A sign showing a Facebook icon outside their corporate headquarters

Misuse of information from Facebook users will trigger much-needed updates to data ethics.Credit: Josh Edelson/AFP/Getty

Revelations keep emerging in the Cambridge Analytica personal-data scandal, which has captured global public attention for more than a week. But when the dust settles, researchers harvesting data online will face greater scrutiny. And so they should.

At the centre of the controversy is Aleksandr Kogan, a psychologist and neuroscientist at the University of Cambridge, UK. In 2014, he recruited people to complete a number of surveys and sign up to an app that handed over Facebook information on themselves — and tens of millions of Facebook friends. Kogan passed the data to SCL, a UK firm that later founded controversial political-consultancy firm Cambridge Analytica in London. (All those involved deny any wrongdoing.)

Last week, Facebook announced restrictions on data harvesting by third parties, including drastically reducing the kinds of information that app developers can access. (It had already changed its rules in 2014 to stop developers gleaning data from users’ friends through their apps.) But damage has been done: the public has good reason to be angry about the way in which researchers and companies have seemingly used personal data without consumers’ full understanding or consent.
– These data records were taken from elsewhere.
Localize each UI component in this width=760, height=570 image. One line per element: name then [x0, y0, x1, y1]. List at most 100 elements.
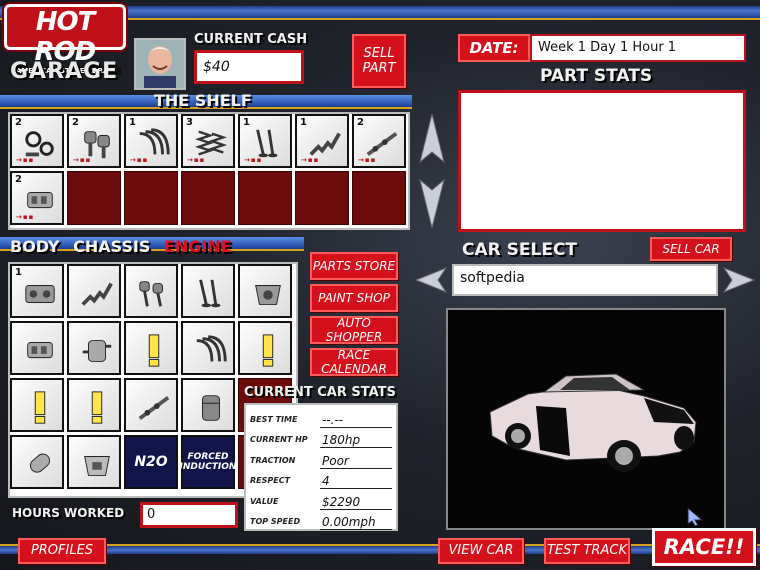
crankshaft-icon: [81, 282, 113, 306]
game-logo: HOT ROD AMERICAN STREET DRAG: [4, 4, 126, 75]
camshaft-icon: [138, 396, 170, 420]
car-select-title: CAR SELECT: [462, 240, 578, 260]
race-calendar-button[interactable]: RACE CALENDAR: [310, 348, 398, 376]
logo-title: HOT ROD: [34, 7, 97, 67]
part-stats-title: PART STATS: [540, 66, 653, 86]
inventory-slot[interactable]: 1: [10, 264, 64, 318]
shelf-grid: 2 →▪▪ 2 →▪▪ 1 →▪▪ 3 →▪▪ 1 →▪▪ 1 →▪▪ 2 →▪▪ 2 →▪▪: [8, 112, 410, 230]
parts-store-button[interactable]: PARTS STORE: [310, 252, 398, 280]
inventory-slot[interactable]: [10, 321, 64, 375]
inventory-slot[interactable]: [352, 171, 406, 225]
inventory-slot[interactable]: 2 →▪▪: [10, 171, 64, 225]
quality-dots: →▪▪: [244, 156, 263, 164]
stat-best-time: BEST TIME --.--: [250, 407, 392, 428]
stat-label: VALUE: [250, 496, 279, 506]
intake-manifold-icon: [27, 342, 53, 359]
item-quantity: 1: [129, 117, 136, 128]
inventory-slot[interactable]: [10, 435, 64, 489]
quality-dots: →▪▪: [16, 156, 35, 164]
item-quantity: 1: [300, 117, 307, 128]
inventory-slot[interactable]: [124, 264, 178, 318]
inventory-slot[interactable]: 2 →▪▪: [352, 114, 406, 168]
cash-value: $40: [194, 50, 304, 84]
stat-label: CURRENT HP: [250, 435, 308, 444]
inventory-slot[interactable]: [181, 321, 235, 375]
inventory-slot[interactable]: N2O: [124, 435, 178, 489]
tab-chassis[interactable]: CHASSIS: [73, 237, 150, 256]
auto-shopper-button[interactable]: AUTO SHOPPER: [310, 316, 398, 344]
test-track-button[interactable]: TEST TRACK: [544, 538, 630, 564]
inventory-slot[interactable]: 2 →▪▪: [67, 114, 121, 168]
stat-value: 0.00mph: [320, 515, 392, 530]
mouse-cursor-icon: [687, 506, 704, 526]
inventory-slot[interactable]: 2 →▪▪: [10, 114, 64, 168]
item-quantity: 1: [243, 117, 250, 128]
cash-label: CURRENT CASH: [194, 32, 308, 47]
stat-current-hp: CURRENT HP 180hp: [250, 428, 392, 448]
inventory-slot[interactable]: [124, 378, 178, 432]
shelf-title: THE SHELF: [154, 91, 252, 110]
item-quantity: 2: [72, 117, 79, 128]
stat-traction: TRACTION Poor: [250, 448, 392, 469]
oil-filter-icon: [202, 395, 220, 421]
stat-value: Poor: [320, 454, 392, 469]
stat-label: TRACTION: [250, 455, 296, 465]
previous-car-arrow[interactable]: [414, 266, 448, 294]
stat-respect: RESPECT 4: [250, 469, 392, 489]
race-button[interactable]: RACE!!: [652, 528, 756, 566]
quality-dots: →▪▪: [16, 213, 35, 221]
inventory-slot[interactable]: [181, 264, 235, 318]
inventory-slot[interactable]: [124, 171, 178, 225]
profiles-button[interactable]: PROFILES: [18, 538, 106, 564]
inventory-slot[interactable]: [67, 378, 121, 432]
scroll-up-arrow[interactable]: [418, 112, 446, 166]
part-stats-box: [458, 90, 746, 232]
inventory-slot[interactable]: [67, 435, 121, 489]
inventory-slot[interactable]: 1 →▪▪: [124, 114, 178, 168]
sell-part-button[interactable]: SELL PART: [352, 34, 406, 88]
inventory-slot[interactable]: [238, 171, 292, 225]
paint-shop-button[interactable]: PAINT SHOP: [310, 284, 398, 312]
item-quantity: 2: [15, 117, 22, 128]
inventory-slot[interactable]: 1 →▪▪: [295, 114, 349, 168]
car-stats-title: CURRENT CAR STATS: [244, 385, 396, 400]
exhaust-header-icon: [196, 335, 227, 362]
inventory-slot[interactable]: [67, 321, 121, 375]
car-name-field[interactable]: softpedia: [452, 264, 718, 296]
warning-icon: [91, 391, 103, 424]
inventory-slot[interactable]: [67, 171, 121, 225]
scroll-down-arrow[interactable]: [418, 176, 446, 230]
next-car-arrow[interactable]: [722, 266, 756, 294]
fuel-pump-icon: [82, 340, 112, 362]
inventory-slot[interactable]: [238, 264, 292, 318]
sell-car-button[interactable]: SELL CAR: [650, 237, 732, 261]
view-car-button[interactable]: VIEW CAR: [438, 538, 524, 564]
inventory-slot[interactable]: [124, 321, 178, 375]
hours-worked-label: HOURS WORKED: [12, 506, 125, 520]
stat-value-row: VALUE $2290: [250, 489, 392, 510]
date-value: Week 1 Day 1 Hour 1: [530, 34, 746, 62]
car-preview: [446, 308, 726, 530]
inventory-slot[interactable]: FORCED INDUCTION: [180, 435, 236, 489]
tab-body[interactable]: BODY: [10, 237, 60, 256]
inventory-slot[interactable]: [67, 264, 121, 318]
inventory-slot[interactable]: [295, 171, 349, 225]
item-quantity: 1: [15, 267, 22, 278]
quality-dots: →▪▪: [73, 156, 92, 164]
category-tabs: BODY CHASSIS ENGINE: [10, 237, 240, 256]
oil-pan-icon: [84, 456, 110, 476]
stat-label: RESPECT: [250, 476, 291, 485]
inventory-slot[interactable]: 1 →▪▪: [238, 114, 292, 168]
quality-dots: →▪▪: [301, 156, 320, 164]
quality-dots: →▪▪: [130, 156, 149, 164]
stat-top-speed: TOP SPEED 0.00mph: [250, 510, 392, 530]
inventory-slot[interactable]: [181, 171, 235, 225]
inventory-slot[interactable]: [10, 378, 64, 432]
inventory-slot[interactable]: 3 →▪▪: [181, 114, 235, 168]
stat-value: $2290: [320, 495, 392, 510]
muffler-icon: [29, 453, 51, 473]
tab-engine[interactable]: ENGINE: [164, 237, 232, 256]
inventory-slot[interactable]: [238, 321, 292, 375]
pistons-rods-icon: [139, 281, 163, 307]
inventory-slot[interactable]: [181, 378, 235, 432]
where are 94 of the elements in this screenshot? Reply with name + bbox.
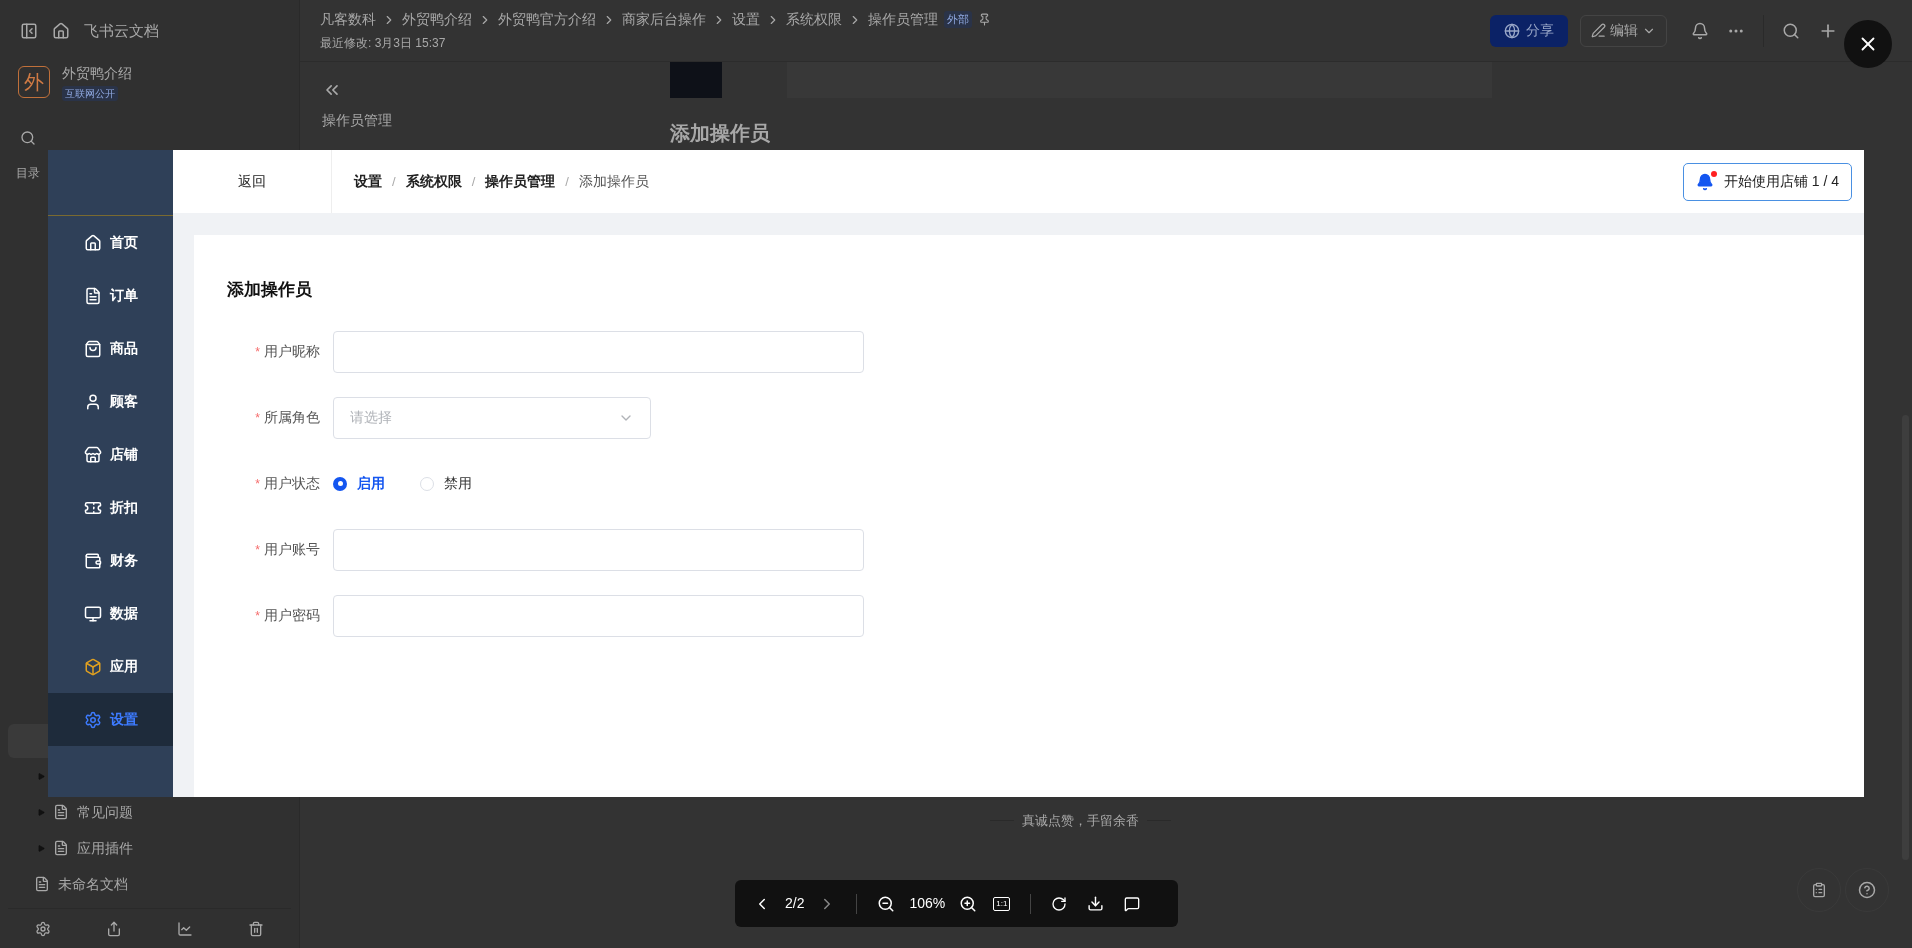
breadcrumb-link[interactable]: 操作员管理	[868, 9, 938, 30]
close-button[interactable]	[1844, 20, 1892, 68]
app-title: 飞书云文档	[84, 20, 159, 41]
like-caption: 真诚点赞，手留余香	[1021, 811, 1139, 830]
chart-icon[interactable]	[176, 920, 193, 937]
nav-item[interactable]: 店铺	[48, 428, 173, 481]
nav-item[interactable]: 数据	[48, 587, 173, 640]
field-label: 用户昵称	[264, 342, 320, 361]
field-label: 用户状态	[264, 474, 320, 493]
document-icon	[83, 286, 102, 305]
text-input[interactable]	[333, 528, 864, 571]
space-name: 外贸鸭介绍	[62, 64, 132, 83]
home-icon	[83, 233, 102, 252]
tour-button[interactable]: 开始使用店铺 1 / 4	[1682, 162, 1852, 201]
zoom-in-icon[interactable]	[959, 894, 978, 913]
nav-item[interactable]: 顾客	[48, 375, 173, 428]
nav-item[interactable]: 首页	[48, 216, 173, 269]
breadcrumb-item[interactable]: 系统权限	[405, 171, 462, 192]
breadcrumb-item[interactable]: 操作员管理	[485, 171, 556, 192]
nav-item[interactable]: 折扣	[48, 481, 173, 534]
required-asterisk: *	[255, 541, 260, 559]
pen-icon	[1591, 23, 1606, 38]
text-input[interactable]	[333, 330, 864, 373]
breadcrumb-item[interactable]: 设置	[354, 171, 382, 192]
box-icon	[83, 657, 102, 676]
help-icon	[1858, 881, 1876, 899]
nav-item[interactable]: 应用	[48, 640, 173, 693]
zoom-out-icon[interactable]	[877, 894, 896, 913]
radio-option[interactable]: 禁用	[420, 473, 472, 494]
tree-item[interactable]: 常见问题	[0, 794, 299, 830]
search-icon[interactable]	[1782, 21, 1800, 40]
page-counter: 2/2	[785, 894, 805, 913]
home-icon[interactable]	[52, 22, 70, 40]
external-tag: 外部	[944, 11, 972, 28]
toc-label: 目录	[16, 165, 40, 182]
rotate-icon[interactable]	[1051, 895, 1068, 912]
trash-icon[interactable]	[247, 920, 264, 937]
text-input[interactable]	[333, 594, 864, 637]
breadcrumb-link[interactable]: 商家后台操作	[622, 9, 706, 30]
required-asterisk: *	[255, 343, 260, 361]
monitor-icon	[83, 604, 102, 623]
visibility-badge: 互联网公开	[62, 86, 118, 101]
bell-icon	[1695, 172, 1714, 191]
outline-title: 操作员管理	[322, 111, 393, 130]
wallet-icon	[83, 551, 102, 570]
collapse-sidebar-icon[interactable]	[20, 22, 38, 40]
breadcrumb-link[interactable]: 外贸鸭介绍	[402, 9, 472, 30]
globe-icon	[1504, 22, 1520, 39]
comment-icon[interactable]	[1124, 895, 1141, 912]
caret-icon	[38, 844, 45, 852]
store-icon	[83, 445, 102, 464]
download-icon[interactable]	[1087, 895, 1105, 912]
edit-button[interactable]: 编辑	[1580, 14, 1667, 47]
tree-item[interactable]: 未命名文档	[0, 866, 299, 902]
breadcrumb-link[interactable]: 设置	[732, 9, 760, 30]
clipboard-icon	[1811, 882, 1827, 898]
settings-icon[interactable]	[35, 920, 52, 937]
breadcrumb-link[interactable]: 外贸鸭官方介绍	[498, 9, 596, 30]
form-title: 添加操作员	[227, 279, 313, 301]
breadcrumb-link[interactable]: 凡客数科	[320, 9, 376, 30]
bag-icon	[83, 339, 102, 358]
breadcrumb-separator: /	[392, 172, 396, 191]
search-icon[interactable]	[20, 130, 36, 146]
field-label: 用户密码	[264, 606, 320, 625]
actual-size-button[interactable]: 1:1	[993, 896, 1011, 911]
field-label: 所属角色	[264, 408, 320, 427]
last-modified: 最近修改: 3月3日 15:37	[320, 35, 447, 52]
share-button[interactable]: 分享	[1490, 14, 1568, 47]
share-icon[interactable]	[106, 920, 123, 937]
required-asterisk: *	[255, 409, 260, 427]
image-placeholder	[670, 62, 722, 98]
breadcrumb-separator: /	[471, 172, 476, 191]
pin-icon[interactable]	[978, 13, 991, 26]
nav-item[interactable]: 财务	[48, 534, 173, 587]
document-icon	[34, 876, 50, 892]
nav-item[interactable]: 商品	[48, 322, 173, 375]
nav-item[interactable]: 订单	[48, 269, 173, 322]
required-asterisk: *	[255, 607, 260, 625]
space-logo: 外	[18, 66, 50, 98]
breadcrumb-link[interactable]: 系统权限	[786, 9, 842, 30]
document-icon	[53, 840, 69, 856]
doc-heading: 添加操作员	[670, 121, 771, 146]
radio-option[interactable]: 启用	[333, 473, 385, 494]
required-asterisk: *	[255, 475, 260, 493]
settings-icon	[83, 710, 102, 729]
zoom-level: 106%	[909, 894, 946, 913]
field-label: 用户账号	[264, 540, 320, 559]
breadcrumb-separator: /	[565, 172, 569, 191]
tree-item[interactable]: 应用插件	[0, 830, 299, 866]
notification-icon[interactable]	[1691, 21, 1709, 40]
nav-item[interactable]: 设置	[48, 693, 173, 746]
document-icon	[53, 804, 69, 820]
caret-icon	[38, 808, 45, 816]
breadcrumb-item: 添加操作员	[578, 172, 649, 191]
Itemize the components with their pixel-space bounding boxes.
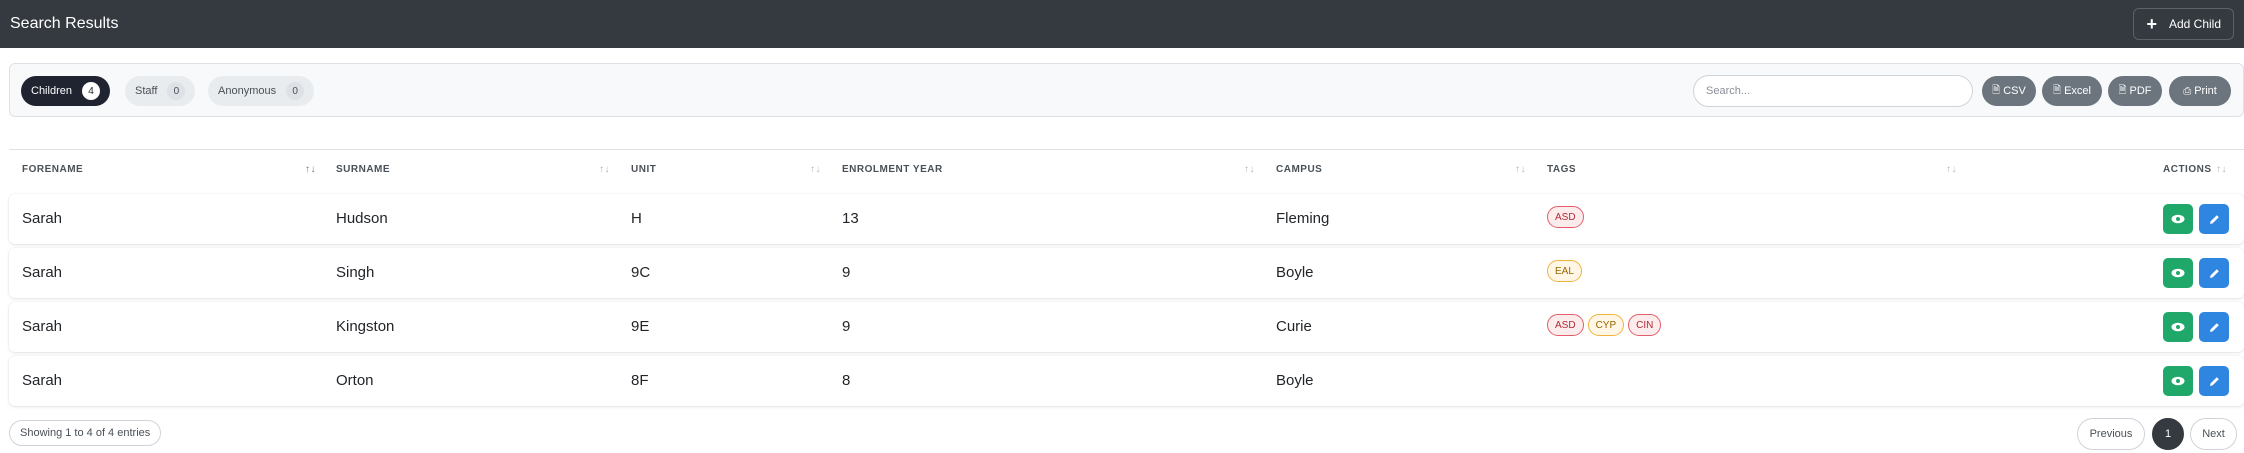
next-button[interactable]: Next <box>2190 418 2237 450</box>
file-excel-icon: 🗎 <box>2053 84 2062 96</box>
cell-forename: Sarah <box>22 264 63 281</box>
tab-children[interactable]: Children 4 <box>21 76 110 106</box>
sort-asc-icon[interactable]: ↑↓ <box>305 164 316 175</box>
tag-badge: ASD <box>1547 314 1584 336</box>
cell-campus: Boyle <box>1276 264 1314 281</box>
column-header-tags[interactable]: TAGS <box>1547 164 1576 175</box>
cell-surname: Hudson <box>336 210 388 227</box>
pencil-icon <box>2209 268 2219 278</box>
view-button[interactable] <box>2163 204 2193 234</box>
sort-icon[interactable]: ↑↓ <box>1946 164 1957 175</box>
file-icon: 🗎 <box>1992 84 2001 96</box>
cell-unit: 8F <box>631 372 649 389</box>
add-child-label: Add Child <box>2168 17 2221 31</box>
divider <box>9 149 2244 150</box>
sort-icon[interactable]: ↑↓ <box>810 164 821 175</box>
cell-year: 13 <box>842 210 859 227</box>
eye-icon <box>2171 376 2185 386</box>
column-header-unit[interactable]: UNIT <box>631 164 656 175</box>
filter-bar: Children 4 Staff 0 Anonymous 0 🗎 CSV 🗎 E… <box>9 63 2244 117</box>
table-row[interactable]: Sarah Kingston 9E 9 Curie ASD CYP CIN <box>9 302 2244 352</box>
print-label: Print <box>2194 85 2217 97</box>
tag-badge: CYP <box>1587 314 1625 336</box>
edit-button[interactable] <box>2199 258 2229 288</box>
cell-unit: H <box>631 210 642 227</box>
table-row[interactable]: Sarah Singh 9C 9 Boyle EAL <box>9 248 2244 298</box>
cell-forename: Sarah <box>22 210 63 227</box>
page-title: Search Results <box>10 15 119 32</box>
cell-year: 8 <box>842 372 851 389</box>
eye-icon <box>2171 322 2185 332</box>
csv-button[interactable]: 🗎 CSV <box>1982 76 2036 106</box>
tag-badge: CIN <box>1628 314 1662 336</box>
print-icon: ⎙ <box>2183 85 2192 97</box>
table-info: Showing 1 to 4 of 4 entries <box>9 420 162 446</box>
print-button[interactable]: ⎙ Print <box>2169 76 2231 106</box>
cell-year: 9 <box>842 318 851 335</box>
tab-anonymous[interactable]: Anonymous 0 <box>208 76 315 106</box>
column-header-forename[interactable]: FORENAME <box>22 164 83 175</box>
column-header-campus[interactable]: CAMPUS <box>1276 164 1322 175</box>
pencil-icon <box>2209 376 2219 386</box>
top-bar: Search Results + Add Child <box>0 0 2244 48</box>
tag-badge: ASD <box>1547 206 1584 228</box>
view-button[interactable] <box>2163 258 2193 288</box>
view-button[interactable] <box>2163 312 2193 342</box>
cell-campus: Fleming <box>1276 210 1330 227</box>
cell-forename: Sarah <box>22 318 63 335</box>
tag-list: ASD <box>1547 206 1584 228</box>
count-badge: 0 <box>167 82 186 100</box>
table-row[interactable]: Sarah Orton 8F 8 Boyle <box>9 356 2244 406</box>
csv-label: CSV <box>2003 85 2026 97</box>
pencil-icon <box>2209 214 2219 224</box>
column-header-actions: ACTIONS <box>2163 164 2212 175</box>
cell-surname: Kingston <box>336 318 395 335</box>
cell-campus: Boyle <box>1276 372 1314 389</box>
tab-label: Staff <box>135 85 158 97</box>
column-header-surname[interactable]: SURNAME <box>336 164 390 175</box>
plus-icon: + <box>2146 14 2157 34</box>
pencil-icon <box>2209 322 2219 332</box>
cell-forename: Sarah <box>22 372 63 389</box>
tag-badge: EAL <box>1547 260 1582 282</box>
edit-button[interactable] <box>2199 312 2229 342</box>
view-button[interactable] <box>2163 366 2193 396</box>
tab-label: Children <box>31 85 72 97</box>
previous-button[interactable]: Previous <box>2077 418 2145 450</box>
cell-surname: Singh <box>336 264 375 281</box>
tab-staff[interactable]: Staff 0 <box>125 76 196 106</box>
eye-icon <box>2171 214 2185 224</box>
table-header: FORENAME ↑↓ SURNAME ↑↓ UNIT ↑↓ ENROLMENT… <box>9 156 2244 186</box>
excel-label: Excel <box>2064 85 2091 97</box>
tab-label: Anonymous <box>218 85 277 97</box>
cell-year: 9 <box>842 264 851 281</box>
count-badge: 0 <box>286 82 305 100</box>
search-input[interactable] <box>1693 75 1973 107</box>
file-pdf-icon: 🗎 <box>2118 84 2127 96</box>
edit-button[interactable] <box>2199 204 2229 234</box>
pdf-button[interactable]: 🗎 PDF <box>2108 76 2162 106</box>
tag-list: EAL <box>1547 260 1582 282</box>
pdf-label: PDF <box>2129 85 2152 97</box>
cell-unit: 9C <box>631 264 651 281</box>
sort-icon[interactable]: ↑↓ <box>2216 164 2227 175</box>
add-child-button[interactable]: + Add Child <box>2133 8 2234 40</box>
sort-icon[interactable]: ↑↓ <box>1515 164 1526 175</box>
cell-campus: Curie <box>1276 318 1312 335</box>
sort-icon[interactable]: ↑↓ <box>599 164 610 175</box>
cell-unit: 9E <box>631 318 650 335</box>
column-header-enrolment-year[interactable]: ENROLMENT YEAR <box>842 164 943 175</box>
sort-icon[interactable]: ↑↓ <box>1244 164 1255 175</box>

Where do academic researchers fit in? Handled correctly, online data can be a major boon to research, and the world would benefit from companies such as Facebook making their data more open. Ethical safeguards for research that intervenes in human lives were largely set up for medical and psychological studies, and are often written with definitions that exclude Internet research. In the United States, for example, unless data collected are both private and identifiable, informed consent is usually not deemed necessary, and research requires minimal, if any, oversight by an institutional review board. This would include data from Twitter, which are by default public. Models built on anonymized Facebook data would also tend to be exempt.

Kogan’s study was unusual, both in that it was done by a university academic for a private company he operated, and in that the data were passed to a third party. Yet there is a common theme behind this controversy and ones that preceded it — such as a study warning that someone’s sexual orientation could be determined from their online presence (Y. Wang and M. Kosinski J. Personality Soc. Psychol. 114, 246–257; 2018). Data were used in ways well beyond what users expected or intended. Bundled together and trawled by algorithms, innocuous data points can reveal information that users might reasonably expect to stay private and that might be used in ways they are not happy with.

Guidance does exist. A number of projects are grappling with the ethical challenges of big data. US and European funders have supported efforts in this area, and have issued recommendations such as rethinking what counts as ‘public’ data and the need to consider a study’s potential harm to society, as well as to individuals. (The University of Cambridge is among the institutions writing guidelines for Internet-mediated research, after the UK Research Integrity Office issued non-binding recommendations on the topic in 2016.) Funders should further support such efforts, and make them better known to researchers.

Sticking points remain, a major one being that consent is often not practical when retrospectively accessing data from millions of individuals. But as outlined for biomedical scientists in the 1978 Belmont Report, the principle of beneficence applies: researchers should put the good of research participants first and, with that in mind, perform their own assessment of risks versus benefits. Studies should not be done just because the data are there. In studies that are too large to ask participants for consent, researchers should poll the views of samples of subjects and of any population that could be affected by the outcomes. Ethics training on research should be extended to computer scientists who have not conventionally worked with human study participants.

Academics across many fields know well how technology can outpace its regulation. All researchers have a duty to consider the ethics of their work beyond the strict limits of law or today’s regulations. If they don’t, they will face serious and continued loss of public trust.